Aí descobri que, em 1971, quando meu pai saiu de casa, foi para o Rio de Janeiro e de lá para o Maranhão. Chegando lá, disse à minha avó: “Mãe, tenho um filho. O nome dele é Grenaldo e a foto dele é essa”. E atrás da foto está escrito assim: “Oi, eu sou o Naldinho, tenho três anos. Quando eu crescer, irei até o Maranhão”. Ou seja, como eles sabem que eu era filho do meu pai? Como eles têm certeza disso? Porque é a mesma foto que eu tenho, que foi publicada na reportagem da revista Época. Minha avó viu a reportagem que a Eliane mandou onde tinha a mesma foto.
Era o filho mais velho dentre 12 irmãos. Ingressou na Escola de Aprendizes de Marinheiros do Ceará em 1960. Em 30 de setembro de 1964, quando era marinheiro de 2ª classe, foi expulso em função de sua militância política e acabou condenado a cinco anos e dois meses de prisão. Fugido, chegou a Guarulhos (SP), onde trabalhou por cinco anos. Lá se casou com Mônica Edmunda Messut e tiveram um filho. Trabalhou de 1965 a 1970 como porteiro e vigilante na empresa Camargo Corrêa. Em 1971 começou a receber cartas que o deixavam nervoso, provavelmente avisando que a repressão havia conseguido descobrir seu paradeiro. Grenaldo saiu de casa dizendo que buscaria a família para viverem uma vida melhor. A mulher só voltou a ter notícias dele quando foi divulgada sua morte por ocasião do sequestro de um avião no Aeroporto de Congonhas, na cidade de São Paulo.

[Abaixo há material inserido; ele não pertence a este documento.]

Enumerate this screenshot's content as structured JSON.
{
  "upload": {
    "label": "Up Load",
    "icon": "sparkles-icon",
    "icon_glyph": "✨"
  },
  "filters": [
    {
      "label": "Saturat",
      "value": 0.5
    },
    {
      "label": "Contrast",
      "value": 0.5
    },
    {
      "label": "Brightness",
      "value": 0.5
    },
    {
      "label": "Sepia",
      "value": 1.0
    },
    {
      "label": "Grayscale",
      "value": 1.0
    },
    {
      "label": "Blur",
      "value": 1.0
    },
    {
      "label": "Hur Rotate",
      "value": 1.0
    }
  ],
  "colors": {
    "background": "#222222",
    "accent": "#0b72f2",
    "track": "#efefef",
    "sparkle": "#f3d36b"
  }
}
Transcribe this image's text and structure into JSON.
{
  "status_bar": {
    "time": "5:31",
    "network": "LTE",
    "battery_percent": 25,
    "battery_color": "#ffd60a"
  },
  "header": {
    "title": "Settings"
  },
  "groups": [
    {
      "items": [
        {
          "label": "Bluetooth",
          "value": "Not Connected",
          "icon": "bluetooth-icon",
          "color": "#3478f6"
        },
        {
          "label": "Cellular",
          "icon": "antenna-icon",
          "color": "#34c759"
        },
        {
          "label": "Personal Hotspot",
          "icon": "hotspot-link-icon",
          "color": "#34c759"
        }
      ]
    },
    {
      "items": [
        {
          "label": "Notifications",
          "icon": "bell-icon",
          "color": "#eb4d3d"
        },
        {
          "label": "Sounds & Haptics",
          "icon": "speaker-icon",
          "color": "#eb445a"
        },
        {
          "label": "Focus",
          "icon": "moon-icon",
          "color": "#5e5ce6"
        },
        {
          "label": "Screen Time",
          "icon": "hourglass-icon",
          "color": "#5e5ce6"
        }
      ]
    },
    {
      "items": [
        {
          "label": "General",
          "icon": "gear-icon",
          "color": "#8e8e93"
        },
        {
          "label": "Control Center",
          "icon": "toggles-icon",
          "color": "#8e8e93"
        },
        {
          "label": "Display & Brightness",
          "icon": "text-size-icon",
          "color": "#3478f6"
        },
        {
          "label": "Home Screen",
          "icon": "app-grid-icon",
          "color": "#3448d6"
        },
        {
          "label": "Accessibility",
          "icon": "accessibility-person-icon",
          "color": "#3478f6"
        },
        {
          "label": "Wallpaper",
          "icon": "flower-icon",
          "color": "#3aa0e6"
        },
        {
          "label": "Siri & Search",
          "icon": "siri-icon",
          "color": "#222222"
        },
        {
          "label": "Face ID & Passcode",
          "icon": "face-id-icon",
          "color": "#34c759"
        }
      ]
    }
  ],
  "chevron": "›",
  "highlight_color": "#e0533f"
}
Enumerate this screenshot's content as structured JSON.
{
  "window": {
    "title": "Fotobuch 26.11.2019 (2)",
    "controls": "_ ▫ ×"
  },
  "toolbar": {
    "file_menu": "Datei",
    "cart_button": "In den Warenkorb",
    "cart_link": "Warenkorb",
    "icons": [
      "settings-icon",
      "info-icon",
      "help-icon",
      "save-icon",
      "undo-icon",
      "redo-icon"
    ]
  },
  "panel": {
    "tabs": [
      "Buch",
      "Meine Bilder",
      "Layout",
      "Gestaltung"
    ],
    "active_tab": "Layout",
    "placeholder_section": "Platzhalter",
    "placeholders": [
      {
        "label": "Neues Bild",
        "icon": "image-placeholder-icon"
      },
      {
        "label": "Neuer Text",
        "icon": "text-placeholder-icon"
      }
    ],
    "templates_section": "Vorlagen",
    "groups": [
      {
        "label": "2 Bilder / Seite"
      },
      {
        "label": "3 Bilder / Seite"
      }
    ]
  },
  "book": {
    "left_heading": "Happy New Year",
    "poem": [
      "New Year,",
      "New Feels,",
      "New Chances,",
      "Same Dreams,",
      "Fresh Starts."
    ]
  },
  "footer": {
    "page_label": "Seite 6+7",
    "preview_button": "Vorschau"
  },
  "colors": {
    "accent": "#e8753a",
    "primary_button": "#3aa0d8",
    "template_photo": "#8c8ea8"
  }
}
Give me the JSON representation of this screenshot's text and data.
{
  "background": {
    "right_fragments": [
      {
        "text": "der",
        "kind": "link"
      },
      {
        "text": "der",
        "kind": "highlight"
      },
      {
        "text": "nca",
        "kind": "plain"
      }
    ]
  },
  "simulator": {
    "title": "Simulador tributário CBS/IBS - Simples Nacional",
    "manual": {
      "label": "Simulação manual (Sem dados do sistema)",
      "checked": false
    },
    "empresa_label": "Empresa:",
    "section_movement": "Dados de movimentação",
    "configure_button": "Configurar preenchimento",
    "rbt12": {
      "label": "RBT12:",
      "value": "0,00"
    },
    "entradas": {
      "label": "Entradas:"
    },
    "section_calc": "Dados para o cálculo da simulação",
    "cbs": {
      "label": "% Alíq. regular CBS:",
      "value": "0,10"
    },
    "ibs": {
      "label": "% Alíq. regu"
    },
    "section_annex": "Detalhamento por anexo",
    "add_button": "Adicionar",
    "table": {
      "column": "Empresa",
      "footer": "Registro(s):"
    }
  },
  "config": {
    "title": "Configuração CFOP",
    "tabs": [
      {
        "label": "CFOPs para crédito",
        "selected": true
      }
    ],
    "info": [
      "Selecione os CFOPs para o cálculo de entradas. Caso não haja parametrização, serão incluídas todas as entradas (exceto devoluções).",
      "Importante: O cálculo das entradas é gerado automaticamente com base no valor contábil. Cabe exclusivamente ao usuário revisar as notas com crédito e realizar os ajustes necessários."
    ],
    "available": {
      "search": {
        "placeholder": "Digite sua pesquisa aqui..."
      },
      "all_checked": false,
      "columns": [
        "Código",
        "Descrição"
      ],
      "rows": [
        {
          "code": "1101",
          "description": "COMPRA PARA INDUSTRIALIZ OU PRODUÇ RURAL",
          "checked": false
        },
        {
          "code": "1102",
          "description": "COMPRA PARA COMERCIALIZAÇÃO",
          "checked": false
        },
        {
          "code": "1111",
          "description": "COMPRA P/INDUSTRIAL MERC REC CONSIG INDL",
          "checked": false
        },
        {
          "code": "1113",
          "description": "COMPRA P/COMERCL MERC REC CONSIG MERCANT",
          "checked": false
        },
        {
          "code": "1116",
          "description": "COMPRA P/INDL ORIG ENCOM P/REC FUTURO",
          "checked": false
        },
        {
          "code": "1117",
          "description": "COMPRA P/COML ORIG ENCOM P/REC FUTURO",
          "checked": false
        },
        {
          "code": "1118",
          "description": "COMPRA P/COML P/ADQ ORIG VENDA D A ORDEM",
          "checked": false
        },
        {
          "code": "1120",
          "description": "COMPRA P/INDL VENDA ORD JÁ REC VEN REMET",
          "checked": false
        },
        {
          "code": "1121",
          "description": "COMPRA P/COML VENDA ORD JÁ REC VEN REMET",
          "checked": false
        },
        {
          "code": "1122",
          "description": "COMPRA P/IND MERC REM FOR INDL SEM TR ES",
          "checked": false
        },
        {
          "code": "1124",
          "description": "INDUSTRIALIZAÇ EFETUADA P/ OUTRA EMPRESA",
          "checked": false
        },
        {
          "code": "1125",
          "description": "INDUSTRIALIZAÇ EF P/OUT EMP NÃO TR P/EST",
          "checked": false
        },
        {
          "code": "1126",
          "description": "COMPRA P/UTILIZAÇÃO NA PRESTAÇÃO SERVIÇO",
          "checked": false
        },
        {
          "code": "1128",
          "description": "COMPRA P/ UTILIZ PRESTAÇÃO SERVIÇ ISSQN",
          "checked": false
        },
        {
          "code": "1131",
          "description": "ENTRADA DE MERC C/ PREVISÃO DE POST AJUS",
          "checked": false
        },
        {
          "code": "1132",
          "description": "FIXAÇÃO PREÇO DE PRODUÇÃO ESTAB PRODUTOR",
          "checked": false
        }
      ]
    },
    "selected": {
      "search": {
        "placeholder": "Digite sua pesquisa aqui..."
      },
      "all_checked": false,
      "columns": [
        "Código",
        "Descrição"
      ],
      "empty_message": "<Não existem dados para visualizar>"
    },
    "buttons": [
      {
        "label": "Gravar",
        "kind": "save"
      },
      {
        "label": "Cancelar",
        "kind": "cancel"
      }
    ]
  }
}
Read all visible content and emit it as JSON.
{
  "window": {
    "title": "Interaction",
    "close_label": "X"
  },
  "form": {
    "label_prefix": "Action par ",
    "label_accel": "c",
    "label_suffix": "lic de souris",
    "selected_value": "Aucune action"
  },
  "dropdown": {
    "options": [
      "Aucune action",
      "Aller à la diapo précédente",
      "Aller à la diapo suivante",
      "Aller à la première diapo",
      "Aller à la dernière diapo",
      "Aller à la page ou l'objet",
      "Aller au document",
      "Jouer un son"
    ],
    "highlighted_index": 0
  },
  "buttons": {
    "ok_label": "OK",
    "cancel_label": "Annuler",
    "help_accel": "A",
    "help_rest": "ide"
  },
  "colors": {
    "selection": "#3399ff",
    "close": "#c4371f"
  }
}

Foi assassinado em 30 de maio de 1972, neste Aeroporto, quando tentava sequestrar um avião da Varig, que voava para Curitiba e acabou retornando para São Paulo. Após negociar a saída de todos os passageiros e a maior parte dos tripulantes, a aeronave foi invadida e Grenaldo, mesmo imobilizado, recebeu um tiro na cabeça dado por agentes do DOI-CODI/SP. Sua execução foi contada em detalhes pelos policiais aos presos políticos do DOI, quando voltaram da operação aos gritos de alegria.
A versão policial foi de suicídio. De acordo com os registros do Cemitério D. Bosco, em Perus, seus restos mortais encontram-se entre as 1.049 ossadas da vala clandestina criada ali em 1976 e descoberta apenas em 1990.
Essas informações são baseadas em uma matéria de Eliane Brum na revista Época de novembro de 2003.